01/02/2009

Eu nao sou gabriela

Se você leu minha mensagem anterior, viu que aprendi a ficar sentado do jeito mais difícil. Às vezes meus pais precisaram ficar bravos comigo para não permitir que eu fizesse minha própria vontade, que era continuar minha vidinha deitado de papo para o ar, sem usar as mãos, sem ficar sentado ou incapaz de fazer muitas coisas que aprendi. Vamos rever a lição?

Muito bem, primeiro foram os limites. Eu era cheio de manias que me prejudicavam e foi preciso acabar com elas. Por exemplo, vomitar na pessoa que me pegava no colo. Era algo provocado. Era só alguém me pegar e eu começava a esfregar a língua na garganta para engasgar, tossir e botar tudo pra fora no peito de quem me carregava.

Também vivia esfregando a mão no queixo em um movimento rítmico que ia se espalhando pelo corpo e logo eu estava todo chacoalhando, como se estivesse em transe ou tendo algum ataque. No início meus novos pais ficaram preocupados, mas logo descobriram que era eu quem provocava aquilo, algo como um mantra que me levava para um mundo interior, desligando-me da realidade. Será que autismo é assim?

Não sei. Só sei que alguns tapinhas de leve na mão quando eu começava a esfregá-la no queixo, acompanhados de uma bronca nada leve, foram um santo remédio. Nunca mais virei no avesso tentando me esconder dentro daquele transe maluco. Portanto, lembre-se: limites são necessários.

O que mais? Treinamento. É, muito do que aprendemos vem de um treinamento criterioso, mas sempre acompanhado de estímulos positivos de amor e correção de rumo. Treinar significa sair de uma condição de comodidade e vencer novos desafios.

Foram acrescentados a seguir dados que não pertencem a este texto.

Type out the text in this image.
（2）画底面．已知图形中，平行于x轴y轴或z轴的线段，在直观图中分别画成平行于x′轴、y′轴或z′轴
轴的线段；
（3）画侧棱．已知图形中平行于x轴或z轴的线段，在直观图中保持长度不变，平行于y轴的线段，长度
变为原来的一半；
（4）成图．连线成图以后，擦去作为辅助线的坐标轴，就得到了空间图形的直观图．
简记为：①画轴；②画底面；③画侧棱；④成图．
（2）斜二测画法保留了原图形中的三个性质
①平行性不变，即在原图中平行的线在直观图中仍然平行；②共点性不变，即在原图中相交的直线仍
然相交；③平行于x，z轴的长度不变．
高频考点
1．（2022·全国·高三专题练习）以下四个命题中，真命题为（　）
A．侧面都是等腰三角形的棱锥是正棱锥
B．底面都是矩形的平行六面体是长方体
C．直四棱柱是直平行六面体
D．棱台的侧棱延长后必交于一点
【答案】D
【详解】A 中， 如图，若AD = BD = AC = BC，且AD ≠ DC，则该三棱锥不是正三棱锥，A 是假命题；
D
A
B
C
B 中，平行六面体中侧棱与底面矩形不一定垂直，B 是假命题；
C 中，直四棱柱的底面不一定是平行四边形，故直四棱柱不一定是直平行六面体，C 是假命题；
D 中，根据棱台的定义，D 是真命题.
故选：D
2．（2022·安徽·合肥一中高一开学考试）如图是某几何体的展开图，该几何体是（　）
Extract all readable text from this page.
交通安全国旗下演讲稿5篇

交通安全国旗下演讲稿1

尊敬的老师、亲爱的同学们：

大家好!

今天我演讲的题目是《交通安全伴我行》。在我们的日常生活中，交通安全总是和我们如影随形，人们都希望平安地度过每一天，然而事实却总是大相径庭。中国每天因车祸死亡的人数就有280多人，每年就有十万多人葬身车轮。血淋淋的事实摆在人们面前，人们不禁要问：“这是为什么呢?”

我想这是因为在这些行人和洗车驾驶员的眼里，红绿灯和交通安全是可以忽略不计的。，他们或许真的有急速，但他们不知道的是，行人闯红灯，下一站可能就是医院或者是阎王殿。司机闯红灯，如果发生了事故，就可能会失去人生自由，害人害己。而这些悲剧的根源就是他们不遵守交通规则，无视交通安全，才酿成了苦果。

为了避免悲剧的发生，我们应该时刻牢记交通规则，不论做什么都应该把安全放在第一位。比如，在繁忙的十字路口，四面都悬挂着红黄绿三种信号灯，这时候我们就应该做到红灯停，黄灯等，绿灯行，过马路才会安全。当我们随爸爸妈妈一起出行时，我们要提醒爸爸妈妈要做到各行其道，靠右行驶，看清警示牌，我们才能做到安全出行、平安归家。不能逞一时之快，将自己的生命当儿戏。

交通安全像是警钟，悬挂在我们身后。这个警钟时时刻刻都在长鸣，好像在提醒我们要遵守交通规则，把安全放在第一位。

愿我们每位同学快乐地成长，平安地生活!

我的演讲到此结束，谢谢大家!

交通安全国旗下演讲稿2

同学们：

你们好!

Atletas vivem fazendo isso e se os seus treinadores não forçassem até o limite, eles jamais seriam o que são.

Quer mais dicas? Meus novos pais também deixaram que eu mesmo crescesse. Houve momentos em que eles sabiam que eu precisaria de ajuda, mas deliberadamente deixaram que eu me virasse, pois só assim eu poderia crescer.

Dou um exemplo. Se continuassem me carregando no colo, eu jamais teria aprendido a engatinhar, que é como me movimento pela casa hoje. Por isso é preciso evitar a superproteção e deixar que a criança vença sozinha as dificuldades. Crianças especiais nem sempre precisam que alguém faça tudo por elas. Também somos capazes de vencer nossos próprios limites, como qualquer outra pessoa.

Acho que nem preciso falar que tudo isso foi feito com muito amor e carinho. Mesmo quando algumas ações de meus pais causassem algum desconforto e me deixassem bravo, eles também estavam com um coração apertado lá dentro do peito. Já pensou um pai que vê o filho doente e se recusa a permitir que lhe apliquem uma injeção porque vai doer? Não seria amor.

Recebi a mesma educação que meus novos irmãos e, guardadas as limitações, ninguém em casa me tratou como um coitado. Crianças especiais não estão por aí para serem tratadas com um sentimento piegas de dó, mas como pessoas normais. Dó e pena só geram autocomiseração e dependência. Crianças criadas assim acabam vivendo sempre cantando aquela música, "Ninguém me ama, ninguém me quer". E acabam se afogando num rio de lágrimas de autopiedade.

A letra da música diz: "Eu nasci assim eu cresci assim e sou mesmo assim, vou ser sempre assim, Gabri-é-é-la, sempre Gabriela". Eu, porém, posso mudar. Não sou Gabriela!